Various accounts from some of the estimated 200,000 people at Goose Lake Festival, which opened with Faces featuring Rod Stewart, paint a bubbly atmosphere on day one. However, the mood shifted dramatically by day two, when illicit drugs including “a substance that fuelled concert-goers and artists alike,” according to Creem magazine’s Jaan Uhelszki, began circulating across the vast festival site, complete with its own lake and dune buggy trails.
Uhelszki, a Detroit music journalist, wrote the extensive liner notes for this unexpected live album, which Blackwell refers to as the Rosetta Stone for fans of the Stooges. “Like the fabled brown acid at Woodstock, Goose Lake had its own pharmaceutical pestilence,” notes Uhelszki. Woodstock, in upstate New York, had taken place a year earlier, but as the ’70s kicked off, so too had a wild new group of musicians, those less inclined to follow the rules of normal society.
“There’s all sorts of stories, one about Iggy trying to incite the crowd to tear down the barrier between the stage and the crowd,” says Blackwell, adding that “on the recording, you hear the entirety of the time the Stooges were on the stage, and I can’t hear anything about tearing shit down. Maybe the band who went on after them, the Third Power, in the middle of their set it sounds like the MC asking people to stop pulling at the barriers.”
In between the reality and stories of what might have happened that day, the album proves a couple of things, starting with the fact that Alexander, who was sacked immediately after the show, did in fact play bass despite being “too stoned to remember a song,” as Pop suggested in 2006. More significantly, it suggests nothing came close to the sheer raw power of the Stooges in 1970.
“I’ve spent lots of time listening to the studio recordings of Fun House, as any self respecting boy from Detroit should, and Fun House is a very polished portrait of the Stooges,” says Blackwell. “Once you hear these live recordings of how raw they actually were, there’s an even more savage element to the band that’s not been documented because there’s not been a proper live recording.”
“I’m still in shock we’re even putting out a Stooges record.
A new incarnation of the Stooges hit the road soon after Fun House was released and the dust had settled at Goose Lake.

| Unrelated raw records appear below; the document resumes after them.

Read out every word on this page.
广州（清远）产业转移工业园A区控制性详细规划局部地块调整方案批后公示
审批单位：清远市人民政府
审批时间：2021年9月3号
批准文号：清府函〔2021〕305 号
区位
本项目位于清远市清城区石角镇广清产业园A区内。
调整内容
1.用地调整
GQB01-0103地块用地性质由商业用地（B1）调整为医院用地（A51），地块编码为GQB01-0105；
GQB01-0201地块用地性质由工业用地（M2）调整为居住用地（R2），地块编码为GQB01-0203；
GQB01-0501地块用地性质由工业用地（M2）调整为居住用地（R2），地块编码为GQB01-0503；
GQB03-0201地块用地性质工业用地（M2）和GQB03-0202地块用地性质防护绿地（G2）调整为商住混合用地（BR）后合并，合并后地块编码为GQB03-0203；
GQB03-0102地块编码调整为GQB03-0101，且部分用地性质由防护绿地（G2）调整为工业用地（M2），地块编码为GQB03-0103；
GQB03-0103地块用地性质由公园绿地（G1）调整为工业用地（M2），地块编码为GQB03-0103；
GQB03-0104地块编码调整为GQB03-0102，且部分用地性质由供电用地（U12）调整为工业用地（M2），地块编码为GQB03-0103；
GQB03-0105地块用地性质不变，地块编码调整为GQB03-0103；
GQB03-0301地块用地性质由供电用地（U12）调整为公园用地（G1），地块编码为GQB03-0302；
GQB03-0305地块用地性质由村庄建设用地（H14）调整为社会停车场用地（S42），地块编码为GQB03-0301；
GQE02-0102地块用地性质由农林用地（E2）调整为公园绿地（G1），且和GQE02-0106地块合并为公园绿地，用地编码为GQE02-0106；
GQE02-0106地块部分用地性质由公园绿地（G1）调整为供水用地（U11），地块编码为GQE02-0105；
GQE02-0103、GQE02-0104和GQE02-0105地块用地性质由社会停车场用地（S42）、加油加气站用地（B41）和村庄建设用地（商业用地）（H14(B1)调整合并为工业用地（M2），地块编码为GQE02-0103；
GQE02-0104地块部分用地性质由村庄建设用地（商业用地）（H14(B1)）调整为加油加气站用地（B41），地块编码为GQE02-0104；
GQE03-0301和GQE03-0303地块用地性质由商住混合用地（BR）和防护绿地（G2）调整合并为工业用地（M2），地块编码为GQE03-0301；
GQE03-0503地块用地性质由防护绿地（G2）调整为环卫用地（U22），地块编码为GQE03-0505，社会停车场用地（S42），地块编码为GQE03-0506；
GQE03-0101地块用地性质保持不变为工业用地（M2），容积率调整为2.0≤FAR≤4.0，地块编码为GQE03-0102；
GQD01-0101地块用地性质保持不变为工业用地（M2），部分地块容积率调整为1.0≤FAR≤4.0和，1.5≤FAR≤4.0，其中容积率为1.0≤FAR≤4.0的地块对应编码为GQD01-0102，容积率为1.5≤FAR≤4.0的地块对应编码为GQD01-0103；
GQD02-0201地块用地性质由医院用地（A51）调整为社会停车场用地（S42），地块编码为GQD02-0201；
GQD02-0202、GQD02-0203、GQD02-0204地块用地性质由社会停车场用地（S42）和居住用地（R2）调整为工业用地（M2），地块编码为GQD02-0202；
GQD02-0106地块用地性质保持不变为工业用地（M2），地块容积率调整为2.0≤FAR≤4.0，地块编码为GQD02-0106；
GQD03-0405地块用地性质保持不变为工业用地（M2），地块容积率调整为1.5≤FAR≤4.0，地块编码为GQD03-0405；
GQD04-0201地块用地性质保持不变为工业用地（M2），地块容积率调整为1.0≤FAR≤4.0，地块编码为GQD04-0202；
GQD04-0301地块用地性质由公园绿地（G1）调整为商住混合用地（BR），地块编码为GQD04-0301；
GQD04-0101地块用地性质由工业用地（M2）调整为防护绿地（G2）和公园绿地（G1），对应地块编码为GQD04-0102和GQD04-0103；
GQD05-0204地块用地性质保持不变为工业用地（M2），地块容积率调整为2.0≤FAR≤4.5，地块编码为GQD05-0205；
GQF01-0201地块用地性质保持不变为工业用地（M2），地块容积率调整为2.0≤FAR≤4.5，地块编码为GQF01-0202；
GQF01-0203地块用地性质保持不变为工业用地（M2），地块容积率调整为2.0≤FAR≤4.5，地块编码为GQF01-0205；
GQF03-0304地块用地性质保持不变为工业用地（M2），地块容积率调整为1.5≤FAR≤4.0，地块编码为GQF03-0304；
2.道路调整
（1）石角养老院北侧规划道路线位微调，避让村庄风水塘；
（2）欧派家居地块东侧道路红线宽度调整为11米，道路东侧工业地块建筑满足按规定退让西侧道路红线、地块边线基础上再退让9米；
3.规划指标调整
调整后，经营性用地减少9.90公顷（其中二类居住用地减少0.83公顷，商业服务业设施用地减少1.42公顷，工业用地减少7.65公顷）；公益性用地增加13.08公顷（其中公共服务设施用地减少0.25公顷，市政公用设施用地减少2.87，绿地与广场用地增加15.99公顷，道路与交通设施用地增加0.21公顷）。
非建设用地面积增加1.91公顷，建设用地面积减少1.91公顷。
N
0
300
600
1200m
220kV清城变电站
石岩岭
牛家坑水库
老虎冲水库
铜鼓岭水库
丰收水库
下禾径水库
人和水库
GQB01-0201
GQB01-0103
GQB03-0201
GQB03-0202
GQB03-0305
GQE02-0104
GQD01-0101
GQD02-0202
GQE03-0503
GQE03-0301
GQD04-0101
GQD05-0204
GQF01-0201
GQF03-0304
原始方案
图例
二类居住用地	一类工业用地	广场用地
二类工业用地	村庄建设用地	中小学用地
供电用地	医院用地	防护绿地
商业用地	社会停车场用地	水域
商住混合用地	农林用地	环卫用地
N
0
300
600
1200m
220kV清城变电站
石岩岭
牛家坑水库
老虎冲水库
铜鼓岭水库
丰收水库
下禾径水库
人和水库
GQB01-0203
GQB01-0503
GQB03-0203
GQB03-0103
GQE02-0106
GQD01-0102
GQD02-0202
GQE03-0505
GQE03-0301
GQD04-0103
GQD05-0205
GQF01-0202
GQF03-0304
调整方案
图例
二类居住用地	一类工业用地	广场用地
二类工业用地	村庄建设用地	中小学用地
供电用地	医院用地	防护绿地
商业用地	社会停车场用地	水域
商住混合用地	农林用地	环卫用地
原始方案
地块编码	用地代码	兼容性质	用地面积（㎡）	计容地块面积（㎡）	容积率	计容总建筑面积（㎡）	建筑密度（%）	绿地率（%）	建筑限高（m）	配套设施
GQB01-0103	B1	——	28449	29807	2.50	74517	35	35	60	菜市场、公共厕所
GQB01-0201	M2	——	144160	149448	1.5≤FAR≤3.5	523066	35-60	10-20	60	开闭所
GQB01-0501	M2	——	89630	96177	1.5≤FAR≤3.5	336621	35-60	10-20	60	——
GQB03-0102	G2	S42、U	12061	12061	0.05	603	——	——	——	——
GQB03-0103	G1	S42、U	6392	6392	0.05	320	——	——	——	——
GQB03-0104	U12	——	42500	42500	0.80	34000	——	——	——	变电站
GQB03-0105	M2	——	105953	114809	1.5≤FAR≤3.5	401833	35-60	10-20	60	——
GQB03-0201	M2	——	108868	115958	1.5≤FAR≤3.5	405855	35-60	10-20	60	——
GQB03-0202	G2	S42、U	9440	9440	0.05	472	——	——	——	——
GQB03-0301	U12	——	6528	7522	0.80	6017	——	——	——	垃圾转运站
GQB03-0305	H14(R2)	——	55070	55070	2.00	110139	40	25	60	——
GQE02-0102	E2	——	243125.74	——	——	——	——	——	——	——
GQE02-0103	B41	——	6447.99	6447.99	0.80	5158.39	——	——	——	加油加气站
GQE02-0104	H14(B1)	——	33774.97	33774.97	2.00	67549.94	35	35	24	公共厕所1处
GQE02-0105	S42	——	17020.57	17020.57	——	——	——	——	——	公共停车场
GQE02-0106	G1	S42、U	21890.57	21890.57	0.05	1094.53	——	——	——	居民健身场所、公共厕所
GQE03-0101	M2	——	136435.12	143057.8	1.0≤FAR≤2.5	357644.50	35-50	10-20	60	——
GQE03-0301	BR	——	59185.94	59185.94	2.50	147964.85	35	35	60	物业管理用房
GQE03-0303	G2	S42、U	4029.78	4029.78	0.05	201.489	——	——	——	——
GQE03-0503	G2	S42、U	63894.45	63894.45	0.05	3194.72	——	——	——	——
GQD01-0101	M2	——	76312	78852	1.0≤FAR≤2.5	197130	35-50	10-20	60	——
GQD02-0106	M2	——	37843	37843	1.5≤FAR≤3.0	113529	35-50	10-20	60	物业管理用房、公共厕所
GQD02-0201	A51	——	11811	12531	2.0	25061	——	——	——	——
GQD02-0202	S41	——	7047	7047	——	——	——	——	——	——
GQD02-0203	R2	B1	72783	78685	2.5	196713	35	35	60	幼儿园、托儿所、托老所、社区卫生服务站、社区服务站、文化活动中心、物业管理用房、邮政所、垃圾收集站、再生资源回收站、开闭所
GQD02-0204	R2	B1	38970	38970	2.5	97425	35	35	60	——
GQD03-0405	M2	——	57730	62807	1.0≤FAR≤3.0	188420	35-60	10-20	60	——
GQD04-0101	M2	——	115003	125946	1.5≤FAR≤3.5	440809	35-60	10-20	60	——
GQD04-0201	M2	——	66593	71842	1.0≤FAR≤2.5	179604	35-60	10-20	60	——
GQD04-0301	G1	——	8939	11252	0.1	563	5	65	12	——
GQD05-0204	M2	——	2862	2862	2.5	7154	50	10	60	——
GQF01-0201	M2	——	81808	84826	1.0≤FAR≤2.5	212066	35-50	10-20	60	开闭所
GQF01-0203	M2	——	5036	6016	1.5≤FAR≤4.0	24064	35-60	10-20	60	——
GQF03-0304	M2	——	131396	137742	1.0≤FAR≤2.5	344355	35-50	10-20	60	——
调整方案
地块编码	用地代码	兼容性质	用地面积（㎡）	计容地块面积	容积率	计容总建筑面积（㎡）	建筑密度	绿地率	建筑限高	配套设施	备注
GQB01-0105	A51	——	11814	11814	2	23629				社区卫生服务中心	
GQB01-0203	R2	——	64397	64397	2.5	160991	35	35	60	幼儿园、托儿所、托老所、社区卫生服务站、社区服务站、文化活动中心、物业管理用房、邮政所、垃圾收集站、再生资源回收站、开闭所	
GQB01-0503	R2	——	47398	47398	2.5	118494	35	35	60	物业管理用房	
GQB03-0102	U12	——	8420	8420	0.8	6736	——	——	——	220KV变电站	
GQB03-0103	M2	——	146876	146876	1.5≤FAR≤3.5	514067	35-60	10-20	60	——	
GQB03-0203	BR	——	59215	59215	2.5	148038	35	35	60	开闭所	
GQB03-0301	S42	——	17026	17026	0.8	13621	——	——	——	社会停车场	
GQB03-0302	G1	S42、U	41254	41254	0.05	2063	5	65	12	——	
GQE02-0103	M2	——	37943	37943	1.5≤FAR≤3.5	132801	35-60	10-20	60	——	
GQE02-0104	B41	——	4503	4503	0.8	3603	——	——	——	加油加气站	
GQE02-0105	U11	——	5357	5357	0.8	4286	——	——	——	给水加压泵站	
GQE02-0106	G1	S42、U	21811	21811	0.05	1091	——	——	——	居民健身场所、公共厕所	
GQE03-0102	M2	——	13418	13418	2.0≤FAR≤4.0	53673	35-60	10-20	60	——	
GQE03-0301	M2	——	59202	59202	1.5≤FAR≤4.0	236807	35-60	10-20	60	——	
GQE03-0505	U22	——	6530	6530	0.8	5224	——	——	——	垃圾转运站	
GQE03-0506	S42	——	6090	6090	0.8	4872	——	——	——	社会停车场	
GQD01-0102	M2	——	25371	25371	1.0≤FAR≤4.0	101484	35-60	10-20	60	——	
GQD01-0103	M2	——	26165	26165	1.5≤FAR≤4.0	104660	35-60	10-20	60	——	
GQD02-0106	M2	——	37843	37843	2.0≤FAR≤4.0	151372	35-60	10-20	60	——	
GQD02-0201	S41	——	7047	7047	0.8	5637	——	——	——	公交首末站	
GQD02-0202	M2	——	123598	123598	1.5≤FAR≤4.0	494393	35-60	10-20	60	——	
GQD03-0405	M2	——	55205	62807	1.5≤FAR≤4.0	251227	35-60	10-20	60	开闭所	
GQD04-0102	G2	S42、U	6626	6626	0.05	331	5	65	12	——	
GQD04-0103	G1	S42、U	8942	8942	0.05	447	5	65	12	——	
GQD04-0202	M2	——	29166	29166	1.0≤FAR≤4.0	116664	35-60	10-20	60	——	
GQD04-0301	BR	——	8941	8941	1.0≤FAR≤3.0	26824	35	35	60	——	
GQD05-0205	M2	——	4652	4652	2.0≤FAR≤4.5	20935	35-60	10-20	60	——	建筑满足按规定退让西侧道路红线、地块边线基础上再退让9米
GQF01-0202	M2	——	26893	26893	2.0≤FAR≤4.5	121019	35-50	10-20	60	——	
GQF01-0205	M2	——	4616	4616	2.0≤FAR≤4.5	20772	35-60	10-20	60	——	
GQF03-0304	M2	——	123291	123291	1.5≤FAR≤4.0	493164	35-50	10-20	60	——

James Williamson, from Texas, joined the band and they recorded third album Raw Power with him in 1973 before breaking up in 1974, but Blackwell says Live at Goose Lake encapsulates the band’s freaky peak with saxophonist Steve Mackay honking like a wild man.
“It’s the beginning of the end of the Stooges and that’s no slight on Raw Power or James Williamson or even the ’71 line up with Jimmy Recca on bass,” he says. “Goose Lake informs everything else about the band, before and after Dave Alexander. I wish I could be in the room every time a Stooges fan was listening to this album, it’s awesome.”
Five decades since Iggy Pop strutted on stage at Goose Lake, the 73-year-old Godfather of Punk has contributed some of his own thoughts about the show for the liner notes, and while Blackwell says Pop “doesn’t have to talk about a show he played 50 years ago,” he’s thrilled that Pop was involved.
“His was the most important sign off and he trusted us enough to do it,” he said. “I’m still in shock we’re even putting out a Stooges record, let alone something that’s never been heard before.”
The Stooges’ Live at Goose Lake will be released on August 8.